Fully immersed in a career in politics, Brendan Cunningham ’15 would like to see other young people jump in, too. The 26-year-old maintains that the country needs more people from his generation participating in government and politics. Their ideas and perspectives are valuable, says Cunningham, chief of staff for New York State Assemblywoman Kimberly Jean-Pierre (D-Babylon).
“I think that the more young people we get involved in the process and whose voices we get to the table, that'll be reflected in policy,” he says. For instance, policies that deal with student-loan interest rates and affordable housing in locales where young people are priced out, Cunningham suggests.
Despite our polarized national politics, he’d like to see young people, in particular, recognize that working in government and politics gives them the opportunity on a daily basis to make a difference in people’s lives.

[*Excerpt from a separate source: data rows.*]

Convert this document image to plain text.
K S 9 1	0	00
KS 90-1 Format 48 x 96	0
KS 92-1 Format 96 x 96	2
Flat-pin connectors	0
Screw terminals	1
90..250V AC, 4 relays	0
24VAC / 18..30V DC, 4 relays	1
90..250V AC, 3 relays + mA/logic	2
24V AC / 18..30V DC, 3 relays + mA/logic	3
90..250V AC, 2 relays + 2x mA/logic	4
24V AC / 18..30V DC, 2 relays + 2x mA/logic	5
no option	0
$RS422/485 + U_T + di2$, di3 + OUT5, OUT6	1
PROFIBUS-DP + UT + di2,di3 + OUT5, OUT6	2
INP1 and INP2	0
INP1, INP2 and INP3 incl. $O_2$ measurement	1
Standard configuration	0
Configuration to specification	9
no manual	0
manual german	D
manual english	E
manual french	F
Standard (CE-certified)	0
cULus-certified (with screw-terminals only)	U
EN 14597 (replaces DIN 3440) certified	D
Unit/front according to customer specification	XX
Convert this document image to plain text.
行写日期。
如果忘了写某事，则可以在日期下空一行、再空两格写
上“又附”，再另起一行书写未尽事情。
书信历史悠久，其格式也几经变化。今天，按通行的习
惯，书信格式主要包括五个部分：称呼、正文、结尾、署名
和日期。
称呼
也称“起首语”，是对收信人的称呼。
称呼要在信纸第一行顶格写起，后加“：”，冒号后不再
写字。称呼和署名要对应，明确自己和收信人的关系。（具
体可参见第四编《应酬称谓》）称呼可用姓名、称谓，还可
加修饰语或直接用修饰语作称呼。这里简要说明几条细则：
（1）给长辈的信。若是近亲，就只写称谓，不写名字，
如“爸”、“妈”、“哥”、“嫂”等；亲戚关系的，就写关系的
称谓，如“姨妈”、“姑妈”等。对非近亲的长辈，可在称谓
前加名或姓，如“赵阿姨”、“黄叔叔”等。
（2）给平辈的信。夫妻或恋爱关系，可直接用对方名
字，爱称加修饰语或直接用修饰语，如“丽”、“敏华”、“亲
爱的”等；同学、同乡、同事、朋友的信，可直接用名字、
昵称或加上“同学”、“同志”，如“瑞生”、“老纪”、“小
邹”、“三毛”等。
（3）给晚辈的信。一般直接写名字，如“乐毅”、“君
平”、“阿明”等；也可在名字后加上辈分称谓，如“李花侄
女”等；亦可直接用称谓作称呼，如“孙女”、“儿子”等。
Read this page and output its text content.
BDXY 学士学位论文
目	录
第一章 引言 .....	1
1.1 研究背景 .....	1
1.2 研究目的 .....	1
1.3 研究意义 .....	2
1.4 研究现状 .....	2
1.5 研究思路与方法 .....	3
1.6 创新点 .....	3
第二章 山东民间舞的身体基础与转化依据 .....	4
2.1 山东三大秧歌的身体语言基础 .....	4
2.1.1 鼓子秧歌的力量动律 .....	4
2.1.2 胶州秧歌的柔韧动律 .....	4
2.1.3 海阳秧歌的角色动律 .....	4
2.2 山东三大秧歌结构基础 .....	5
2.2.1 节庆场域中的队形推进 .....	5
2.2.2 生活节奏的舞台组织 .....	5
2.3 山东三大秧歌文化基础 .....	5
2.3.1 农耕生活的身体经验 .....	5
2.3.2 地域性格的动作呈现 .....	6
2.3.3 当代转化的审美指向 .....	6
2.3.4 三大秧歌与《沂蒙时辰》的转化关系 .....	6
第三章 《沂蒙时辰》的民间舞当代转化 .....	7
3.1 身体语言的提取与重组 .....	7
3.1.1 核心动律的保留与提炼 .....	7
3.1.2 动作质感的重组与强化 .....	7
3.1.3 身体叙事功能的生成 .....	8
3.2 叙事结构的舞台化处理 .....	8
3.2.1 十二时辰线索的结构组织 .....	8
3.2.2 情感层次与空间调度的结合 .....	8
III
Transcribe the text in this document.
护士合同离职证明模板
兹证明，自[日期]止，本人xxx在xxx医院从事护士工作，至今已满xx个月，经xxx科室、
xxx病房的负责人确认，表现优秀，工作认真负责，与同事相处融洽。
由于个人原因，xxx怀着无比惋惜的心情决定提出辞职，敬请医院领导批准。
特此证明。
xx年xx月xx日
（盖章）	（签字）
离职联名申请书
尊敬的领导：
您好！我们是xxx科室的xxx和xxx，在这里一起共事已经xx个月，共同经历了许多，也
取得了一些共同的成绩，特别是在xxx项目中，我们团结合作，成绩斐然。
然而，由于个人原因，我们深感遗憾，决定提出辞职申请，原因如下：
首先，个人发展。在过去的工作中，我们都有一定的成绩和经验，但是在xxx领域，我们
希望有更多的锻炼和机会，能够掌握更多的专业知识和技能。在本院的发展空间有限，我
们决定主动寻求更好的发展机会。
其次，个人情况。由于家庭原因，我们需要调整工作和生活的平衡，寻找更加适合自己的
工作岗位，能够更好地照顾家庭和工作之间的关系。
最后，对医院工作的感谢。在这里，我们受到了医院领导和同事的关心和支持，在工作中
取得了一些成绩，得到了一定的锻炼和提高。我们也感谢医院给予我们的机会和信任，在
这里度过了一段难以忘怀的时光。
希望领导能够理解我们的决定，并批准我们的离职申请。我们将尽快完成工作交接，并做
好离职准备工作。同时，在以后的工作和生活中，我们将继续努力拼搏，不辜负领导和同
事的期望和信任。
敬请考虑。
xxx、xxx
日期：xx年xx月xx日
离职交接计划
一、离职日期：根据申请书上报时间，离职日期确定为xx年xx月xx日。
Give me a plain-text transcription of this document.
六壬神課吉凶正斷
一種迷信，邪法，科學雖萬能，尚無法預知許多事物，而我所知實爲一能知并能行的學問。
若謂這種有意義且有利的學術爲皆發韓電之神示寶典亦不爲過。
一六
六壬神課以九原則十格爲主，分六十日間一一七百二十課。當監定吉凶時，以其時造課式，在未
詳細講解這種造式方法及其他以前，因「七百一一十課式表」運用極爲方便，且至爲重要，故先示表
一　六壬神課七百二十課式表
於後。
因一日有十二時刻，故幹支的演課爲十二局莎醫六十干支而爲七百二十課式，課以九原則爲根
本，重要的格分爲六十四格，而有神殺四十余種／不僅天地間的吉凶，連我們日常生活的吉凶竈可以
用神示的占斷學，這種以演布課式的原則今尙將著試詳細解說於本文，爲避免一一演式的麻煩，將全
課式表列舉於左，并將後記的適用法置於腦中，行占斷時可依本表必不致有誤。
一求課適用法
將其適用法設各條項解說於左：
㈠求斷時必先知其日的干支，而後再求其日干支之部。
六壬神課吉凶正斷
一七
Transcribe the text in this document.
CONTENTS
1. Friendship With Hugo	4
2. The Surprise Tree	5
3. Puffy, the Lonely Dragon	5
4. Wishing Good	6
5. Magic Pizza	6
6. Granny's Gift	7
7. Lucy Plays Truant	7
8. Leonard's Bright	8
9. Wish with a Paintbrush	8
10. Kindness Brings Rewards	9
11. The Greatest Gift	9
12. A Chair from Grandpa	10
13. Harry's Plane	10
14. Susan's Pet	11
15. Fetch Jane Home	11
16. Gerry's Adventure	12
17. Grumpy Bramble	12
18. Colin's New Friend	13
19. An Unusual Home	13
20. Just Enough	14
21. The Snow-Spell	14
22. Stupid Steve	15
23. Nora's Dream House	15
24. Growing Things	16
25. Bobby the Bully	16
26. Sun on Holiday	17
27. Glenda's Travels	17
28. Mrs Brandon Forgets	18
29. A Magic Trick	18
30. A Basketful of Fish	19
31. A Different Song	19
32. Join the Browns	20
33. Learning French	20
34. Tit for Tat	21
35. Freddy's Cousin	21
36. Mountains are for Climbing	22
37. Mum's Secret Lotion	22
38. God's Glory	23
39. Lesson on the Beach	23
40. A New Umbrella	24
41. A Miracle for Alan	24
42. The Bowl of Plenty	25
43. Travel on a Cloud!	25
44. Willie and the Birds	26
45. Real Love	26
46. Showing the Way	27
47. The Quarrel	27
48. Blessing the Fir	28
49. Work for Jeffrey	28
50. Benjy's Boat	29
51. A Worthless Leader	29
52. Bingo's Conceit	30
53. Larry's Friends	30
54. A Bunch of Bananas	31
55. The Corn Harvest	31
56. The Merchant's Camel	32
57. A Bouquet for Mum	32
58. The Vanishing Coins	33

Cunningham, who majored in public policy at Hamilton, has worked as chief of staff for about two years. Jean-Pierre represents the South Shore area of Long Island, and Cunningham splits his time between her offices in Albany and the district. He came to the job after years of volunteering, networking, serving, and working in politics. As an elementary school kid growing up on Long Island, Cunningham remembers watching the Kerry-Bush presidential debates, not totally understanding what was going on but interested all the same.
After participating in Hamilton’s Washington, D.C. program, he knew he wanted to work in the realm of government and public policy. Outside of College, Cunningham became ever more involved in politics on his home turf of Long Island. At age 23, in the 2016 election, he ran as the Democratic candidate for the state assembly in the 9th district, a heavily Republican area. He lost but lived to tell about it.
“Having a young person there, showing that a young person can go toe-to-toe with a candidate and bring some new ideas to the table, it was a cool opportunity,” he says. Not that it was totally fun. “Election night was terrible,” Cunningham continues. “Not just because I lost my race; there were some bigger races than mine.” (Remember Clinton vs. Trump?)
Cunningham, who is interested in running for office again someday, is a long-time member of his town Democratic committee and attends law school in the evenings. He sees himself in government and politics, or possibly lobbying for a nonprofit, for the duration.
One of the things he likes most about working at the state and local level is seeing people get things done across parties and without rancor.
“We recognize that after the elections are over we're supposed to be working together. Because the residents don't care if it's a Democrat or Republican filling their potholes or investing in their parks or making sure there’s fresh paint on the walls in the classroom,” he says.